José Ponte dirigiu até 31 de Julho o único curso de Medicina em que existem
mini-entrevistas de aptidão psicológica à entrada, na Universidade do Algarve.
Ser só para candidatos com uma licenciatura anterior e ter menos candidatos tem
possibilitado a selecção mais criteriosa, admite, receando que o aumento das
vagas - de 32 para 48 - se traduza em menor qualidade de ensino.
José
Manuel Silva, bastonário dos médicos, é o mais reticente: incluir avaliação ou
entrevista mais psicológica introduziria um grau de subjectividade que poderia
tornar o sistema permeável, avisa.
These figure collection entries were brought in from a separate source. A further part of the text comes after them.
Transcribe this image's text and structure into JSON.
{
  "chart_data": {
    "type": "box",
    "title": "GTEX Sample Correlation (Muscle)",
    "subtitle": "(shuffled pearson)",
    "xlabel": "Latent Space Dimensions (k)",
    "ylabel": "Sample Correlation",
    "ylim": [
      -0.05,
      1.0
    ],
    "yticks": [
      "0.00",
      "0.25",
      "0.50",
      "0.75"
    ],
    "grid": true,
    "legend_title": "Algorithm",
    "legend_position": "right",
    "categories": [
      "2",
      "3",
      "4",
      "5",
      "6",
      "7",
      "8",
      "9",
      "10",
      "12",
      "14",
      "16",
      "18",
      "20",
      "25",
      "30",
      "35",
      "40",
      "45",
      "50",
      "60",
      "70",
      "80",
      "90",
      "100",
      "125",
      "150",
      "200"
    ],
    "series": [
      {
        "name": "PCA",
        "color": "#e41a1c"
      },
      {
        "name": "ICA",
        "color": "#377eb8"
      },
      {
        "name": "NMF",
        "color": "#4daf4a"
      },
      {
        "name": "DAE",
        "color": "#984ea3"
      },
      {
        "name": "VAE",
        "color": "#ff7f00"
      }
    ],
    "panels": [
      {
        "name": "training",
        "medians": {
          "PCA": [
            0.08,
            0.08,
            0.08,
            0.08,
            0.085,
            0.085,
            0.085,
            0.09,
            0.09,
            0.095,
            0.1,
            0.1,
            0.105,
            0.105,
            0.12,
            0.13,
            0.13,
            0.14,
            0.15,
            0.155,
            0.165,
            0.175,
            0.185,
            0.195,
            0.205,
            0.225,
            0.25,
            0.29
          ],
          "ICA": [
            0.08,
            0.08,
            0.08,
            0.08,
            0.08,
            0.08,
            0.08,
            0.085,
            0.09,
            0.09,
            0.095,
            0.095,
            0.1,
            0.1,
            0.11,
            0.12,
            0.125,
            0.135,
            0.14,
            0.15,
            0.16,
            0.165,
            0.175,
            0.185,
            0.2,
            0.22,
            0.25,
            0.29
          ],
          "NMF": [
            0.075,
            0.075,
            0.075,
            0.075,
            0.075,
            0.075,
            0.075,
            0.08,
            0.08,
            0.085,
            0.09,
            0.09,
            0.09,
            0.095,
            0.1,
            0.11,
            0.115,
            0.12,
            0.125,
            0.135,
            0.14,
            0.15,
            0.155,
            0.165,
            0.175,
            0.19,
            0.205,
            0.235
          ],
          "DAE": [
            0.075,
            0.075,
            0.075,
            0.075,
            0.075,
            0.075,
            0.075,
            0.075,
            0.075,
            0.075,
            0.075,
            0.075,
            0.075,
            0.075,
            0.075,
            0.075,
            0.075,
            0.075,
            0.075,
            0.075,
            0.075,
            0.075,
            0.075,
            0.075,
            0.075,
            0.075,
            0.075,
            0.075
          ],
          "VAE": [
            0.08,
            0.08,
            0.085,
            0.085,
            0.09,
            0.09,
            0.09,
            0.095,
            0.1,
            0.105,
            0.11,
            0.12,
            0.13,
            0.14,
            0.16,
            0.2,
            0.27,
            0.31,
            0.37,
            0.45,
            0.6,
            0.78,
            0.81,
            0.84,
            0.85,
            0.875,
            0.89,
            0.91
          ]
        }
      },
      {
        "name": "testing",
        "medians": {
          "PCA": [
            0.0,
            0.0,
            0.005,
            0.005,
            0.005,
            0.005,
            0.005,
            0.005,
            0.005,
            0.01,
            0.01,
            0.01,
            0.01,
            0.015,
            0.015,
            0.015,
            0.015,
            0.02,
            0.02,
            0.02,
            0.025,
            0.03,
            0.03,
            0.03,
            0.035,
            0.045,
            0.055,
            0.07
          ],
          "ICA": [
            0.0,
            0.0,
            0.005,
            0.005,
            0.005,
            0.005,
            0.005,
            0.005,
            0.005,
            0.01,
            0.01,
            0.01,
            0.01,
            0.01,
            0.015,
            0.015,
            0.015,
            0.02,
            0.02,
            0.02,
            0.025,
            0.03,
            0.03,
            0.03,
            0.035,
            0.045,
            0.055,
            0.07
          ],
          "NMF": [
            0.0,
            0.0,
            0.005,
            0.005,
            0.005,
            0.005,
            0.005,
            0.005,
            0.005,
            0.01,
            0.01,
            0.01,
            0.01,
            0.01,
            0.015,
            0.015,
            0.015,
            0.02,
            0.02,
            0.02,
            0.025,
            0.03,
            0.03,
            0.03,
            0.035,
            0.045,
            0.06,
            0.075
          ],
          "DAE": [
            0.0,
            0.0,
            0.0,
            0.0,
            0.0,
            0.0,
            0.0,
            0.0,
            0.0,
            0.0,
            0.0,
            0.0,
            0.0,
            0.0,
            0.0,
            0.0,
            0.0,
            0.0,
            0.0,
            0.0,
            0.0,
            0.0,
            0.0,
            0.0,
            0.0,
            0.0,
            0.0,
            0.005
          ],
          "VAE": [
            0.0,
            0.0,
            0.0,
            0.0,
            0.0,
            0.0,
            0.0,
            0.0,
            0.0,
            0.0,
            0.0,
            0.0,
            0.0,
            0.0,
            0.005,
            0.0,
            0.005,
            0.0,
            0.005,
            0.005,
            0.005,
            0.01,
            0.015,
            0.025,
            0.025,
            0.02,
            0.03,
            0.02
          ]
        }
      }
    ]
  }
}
Mas ficar de fora por uma décima não é
igualmente subjectivo? "Extremamente. Mas como é que um teste psicológico
vai ultrapassar a subjectividade de uma décima? Têm seis anos de formação
inicial em que é possível sinalizar dificuldades, caso existam", defende.
E os problemas de comunicação ou atitude, de que se queixam os doentes?
"Existem diferentes personalidades e sabemos que isso pode gerar
conflitos, mas a boa prática é chamar-se a atenção. Se fôssemos seleccionar os
jovens pelos melhores comunicadores teríamos uma medicina de banha de cobra".